Keep in mind, as with any tech product, the heftier feature and capability level, the heftier the price point typically can be, and most decent "adventure" digital cameras start in the $200 range and can go well beyond the $1,000 price point. Sometimes that higher price point is the cost of buying a product that bears a known "name" and well-earned product reputation for quality and doesn't automatically mean it blows away lower-priced products.

For example, the Nikon 1 AW1 costs about $750 at a major retailer. It's one of the heavier devices, weighing in at 11 ounces, and offers an interchangeable lens that can go underwater. It also houses a bigger image sensor. So for that particular adventure scenario, it's a great option. If deep sea diving isn't part of the picture, there are a few more cost-efficient cameras to grab off the shelf.

The GoPro Hero series is another one often cited for underwater capabilities, thanks to a 12MP sensor, as well as its efficient form factor design (one review describes it as Lilliputian-size). There's also a 4K video functionality, and it's got the Wi-Fi for image sharing and starts at a reasonable price point of $400 at a major online retailer. The Hero4 is cited in one mainstream tech review as the best GoPro for the money, given frame-rate options and the built-in touchscreen.

Ricoh WG-4 GPS is a good choice for those adventure enthusiasts on a budget and who aren't looking for the latest and greatest photography capabilities. Selling for about $270 at one online retail spot (cheaper if you choose the non-GPS option), the rugged digital camera follows in the heels of the Pentax WG-3 GPS and with a new brand name. Described as a tough cookie by one reviewer, it's no slouch on features, being freeze proof down to -10 degrees and can withstand 100kg of crushing force. There is even sensor-shift shake reduction.

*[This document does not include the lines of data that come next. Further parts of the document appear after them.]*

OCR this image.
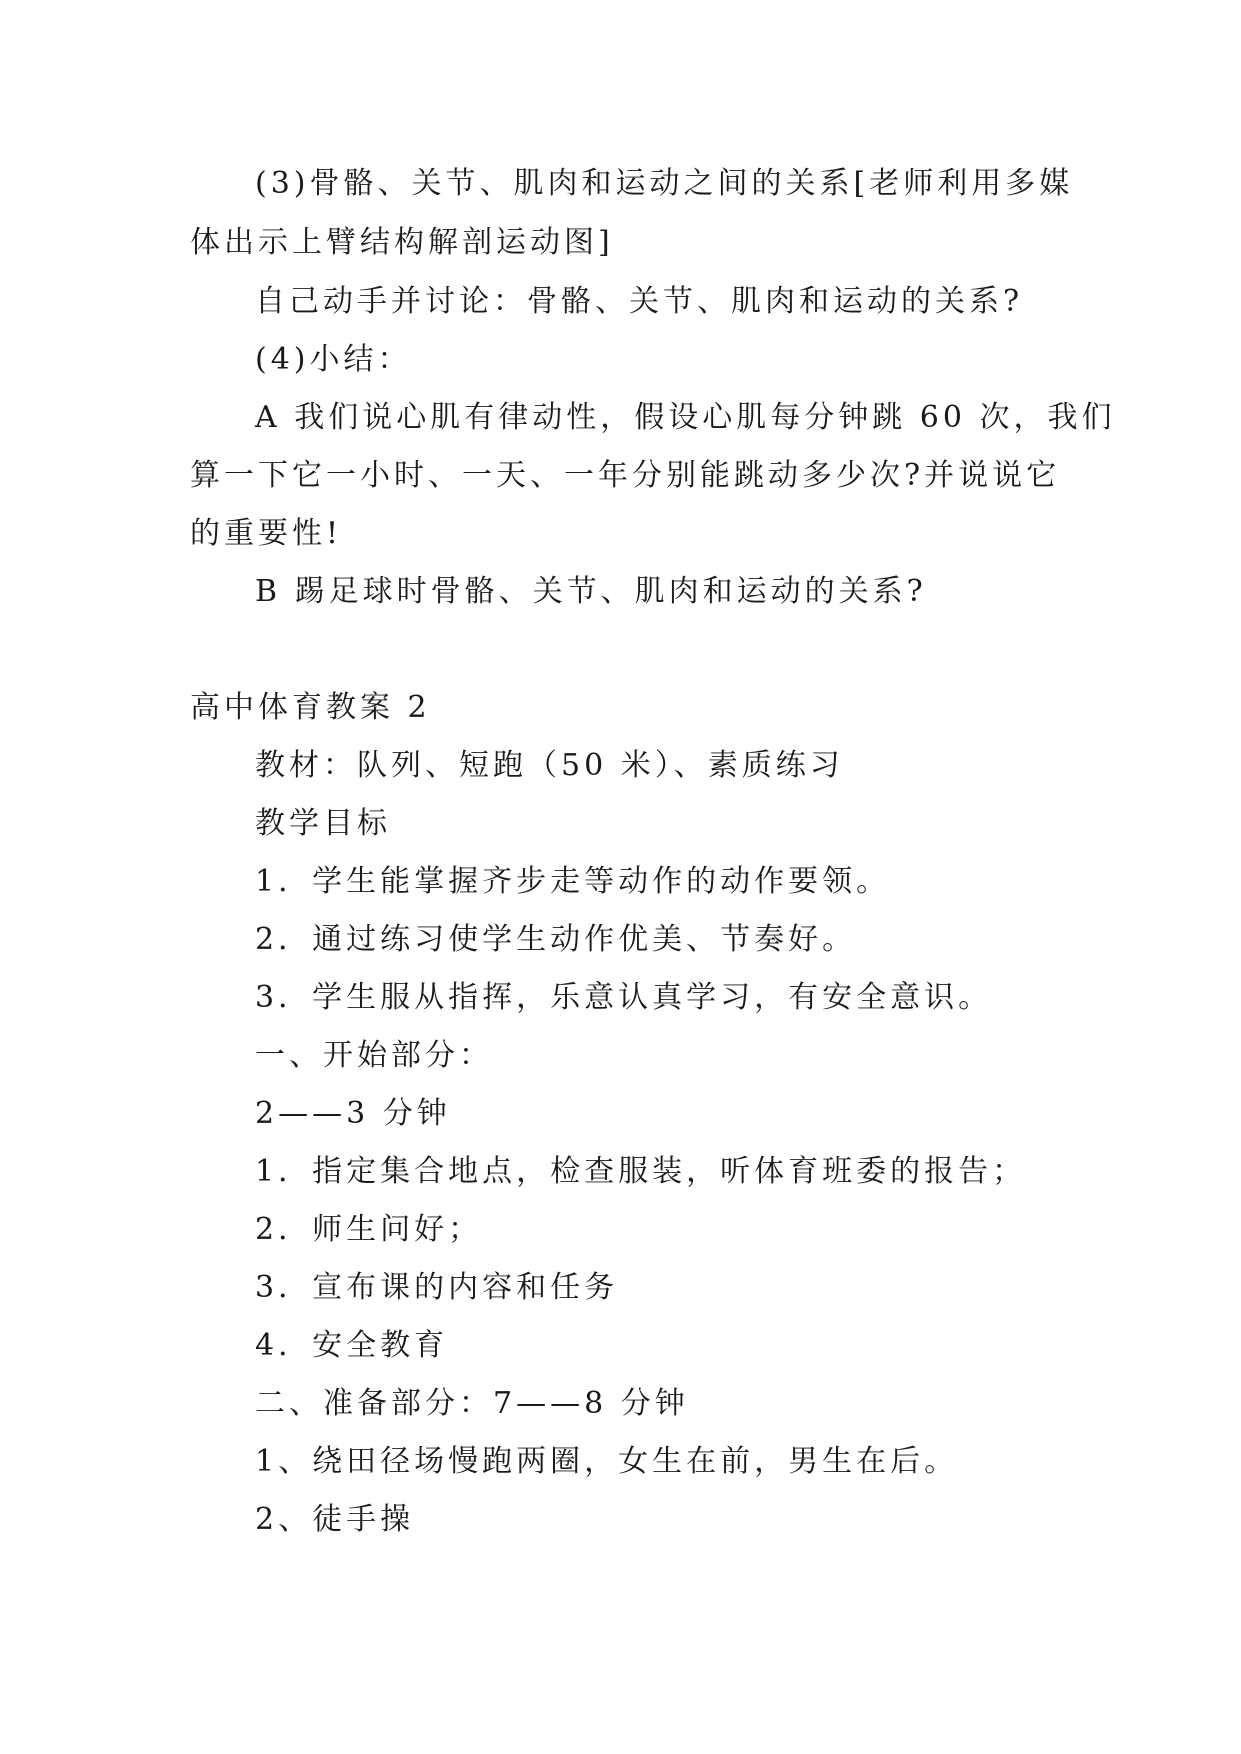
(3)骨骼、关节、肌肉和运动之间的关系[老师利用多媒
体出示上臂结构解剖运动图]
自己动手并讨论：骨骼、关节、肌肉和运动的关系?
(4)小结：
A 我们说心肌有律动性，假设心肌每分钟跳 60 次，我们
算一下它一小时、一天、一年分别能跳动多少次?并说说它
的重要性!
B 踢足球时骨骼、关节、肌肉和运动的关系?
高中体育教案 2
教材：队列、短跑（50 米）、素质练习
教学目标
1．学生能掌握齐步走等动作的动作要领。
2．通过练习使学生动作优美、节奏好。
3．学生服从指挥，乐意认真学习，有安全意识。
一、开始部分：
2——3 分钟
1．指定集合地点，检查服装，听体育班委的报告；
2．师生问好；
3．宣布课的内容和任务
4．安全教育
二、准备部分：7——8 分钟
1、绕田径场慢跑两圈，女生在前，男生在后。
2、徒手操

Be it a digital camera for adventuresome times or a mobile computing device for road warrior action, choosing the best product comes down to knowing what features and components are necessary, which ones aren't and determining a price point range.

As any tech device user has learned in the past five or so years, the latest and greatest isn't always the easiest or best performing, and the more expensive doesn't necessarily translate into the best product. The key is figuring out what features are "must-haves" and doing some research given the ever increasing device options hitting the market.